They don't love me either.



kovalcik said:


> Hi Jeff,
> 
> I tried to follow your link to the mugs @~9:30 AM and got this:
> 
> ...


----------



## sumterdad (Sep 29, 2011)

Can't get it either


----------



## ed4copies (Sep 29, 2011)

Friendly suggestion:

Jeff, you MAY want to show 7, 6 and 5???

Just to give an idea of what they have looked like.


----------



## jeff (Sep 29, 2011)

You should be able to see the 2010 mug post now.


----------



## jeff (Sep 29, 2011)

Here are prior year mugs.


----------



## philb (Sep 29, 2011)

How many entries are allowed per user?


----------



## Haynie (Sep 29, 2011)

Rules say 1


----------



## jeff (Sep 29, 2011)

philbaldwin said:


> How many entries are allowed per user?



It's in the rules above. One.


----------



## jeff (Sep 30, 2011)

Just as a point of information, last year we had about 18 entries. Get busy!!:biggrin:


----------



## Rmartin (Oct 8, 2011)

What are the size requirements of the jpg?

Thanks


----------



## jeff (Oct 8, 2011)

Rmartin said:


> What are the size requirements of the jpg?
> 
> Thanks



For the contest, 600px in the major dimension would be fine. Winners have previously provided PSD or EPS files after the contest, which are very helpful.


----------



## jeff (Oct 16, 2011)

Just a reminder... the logo contest closes in a few days.

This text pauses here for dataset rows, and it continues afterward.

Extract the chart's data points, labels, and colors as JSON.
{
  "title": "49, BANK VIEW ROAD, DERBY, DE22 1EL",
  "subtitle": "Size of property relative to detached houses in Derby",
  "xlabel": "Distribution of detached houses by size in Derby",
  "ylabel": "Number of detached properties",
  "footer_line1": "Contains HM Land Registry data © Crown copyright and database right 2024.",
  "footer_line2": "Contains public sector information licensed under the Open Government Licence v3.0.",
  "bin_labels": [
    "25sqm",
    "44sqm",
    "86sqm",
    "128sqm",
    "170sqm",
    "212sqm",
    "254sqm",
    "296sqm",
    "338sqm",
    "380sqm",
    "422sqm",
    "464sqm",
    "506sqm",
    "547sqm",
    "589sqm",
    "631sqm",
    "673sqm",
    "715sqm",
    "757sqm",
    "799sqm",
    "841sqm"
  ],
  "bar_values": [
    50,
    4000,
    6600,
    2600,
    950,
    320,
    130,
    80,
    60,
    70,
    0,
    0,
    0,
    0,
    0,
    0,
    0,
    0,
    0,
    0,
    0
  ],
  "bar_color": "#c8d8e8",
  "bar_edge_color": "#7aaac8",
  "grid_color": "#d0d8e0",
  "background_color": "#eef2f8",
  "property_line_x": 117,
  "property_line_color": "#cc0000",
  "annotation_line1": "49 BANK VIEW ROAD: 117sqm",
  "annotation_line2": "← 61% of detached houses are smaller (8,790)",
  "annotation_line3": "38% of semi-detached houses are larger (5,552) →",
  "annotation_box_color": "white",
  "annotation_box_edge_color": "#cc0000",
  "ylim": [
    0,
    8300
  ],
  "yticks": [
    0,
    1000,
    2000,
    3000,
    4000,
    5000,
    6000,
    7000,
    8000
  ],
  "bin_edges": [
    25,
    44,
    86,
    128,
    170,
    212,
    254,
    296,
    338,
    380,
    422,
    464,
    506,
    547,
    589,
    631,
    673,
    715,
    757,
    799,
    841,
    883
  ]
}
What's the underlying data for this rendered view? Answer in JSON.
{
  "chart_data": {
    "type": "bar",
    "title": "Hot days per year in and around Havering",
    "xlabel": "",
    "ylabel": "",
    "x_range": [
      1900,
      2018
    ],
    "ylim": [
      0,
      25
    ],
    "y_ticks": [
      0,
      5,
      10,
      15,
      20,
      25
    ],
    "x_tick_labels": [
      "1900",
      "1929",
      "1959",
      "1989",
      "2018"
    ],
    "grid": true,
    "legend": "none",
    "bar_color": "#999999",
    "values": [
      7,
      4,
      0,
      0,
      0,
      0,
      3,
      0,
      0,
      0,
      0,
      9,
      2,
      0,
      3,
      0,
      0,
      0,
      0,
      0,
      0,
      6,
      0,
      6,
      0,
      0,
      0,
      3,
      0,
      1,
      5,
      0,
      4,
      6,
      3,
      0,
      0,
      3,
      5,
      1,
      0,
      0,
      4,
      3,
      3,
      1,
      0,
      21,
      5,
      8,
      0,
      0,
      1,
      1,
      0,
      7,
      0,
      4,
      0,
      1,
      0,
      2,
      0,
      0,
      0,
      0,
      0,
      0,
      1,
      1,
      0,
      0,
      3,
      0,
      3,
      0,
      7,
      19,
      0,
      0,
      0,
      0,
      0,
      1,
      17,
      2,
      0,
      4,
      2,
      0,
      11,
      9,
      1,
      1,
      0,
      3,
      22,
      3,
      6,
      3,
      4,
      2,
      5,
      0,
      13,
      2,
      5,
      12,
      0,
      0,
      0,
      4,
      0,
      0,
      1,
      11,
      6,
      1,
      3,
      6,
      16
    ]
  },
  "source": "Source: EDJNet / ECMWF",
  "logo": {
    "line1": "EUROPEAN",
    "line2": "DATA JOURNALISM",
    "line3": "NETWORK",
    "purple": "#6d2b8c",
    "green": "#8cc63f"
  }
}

Still plenty of time to get your winning entry drawn up!


----------



## jeff (Oct 17, 2011)

Only 11 entries so far. 

Put down those tools and get to work on a logo!


----------



## grz5 (Oct 20, 2011)

will the 10 logos be posted today?


----------



## jeff (Oct 24, 2011)

grz5 said:


> will the 10 logos be posted today?



It will take me a few days to get the entries whittled down and post the vote.


----------



## hewunch (Oct 24, 2011)

Jeff, how many logos were submitted?


----------



## jeff (Oct 26, 2011)

We had 16 logos. I'm just about to post them for the management team to whittle them down to 10. Then we'll start voting.


----------



## hewunch (Oct 26, 2011)

Thanks.


----------



## jeff (Oct 30, 2011)

The management team has whittled the entries down to the 10 best.

The vote will be posted this evening. We have some excellent entries to choose from!


----------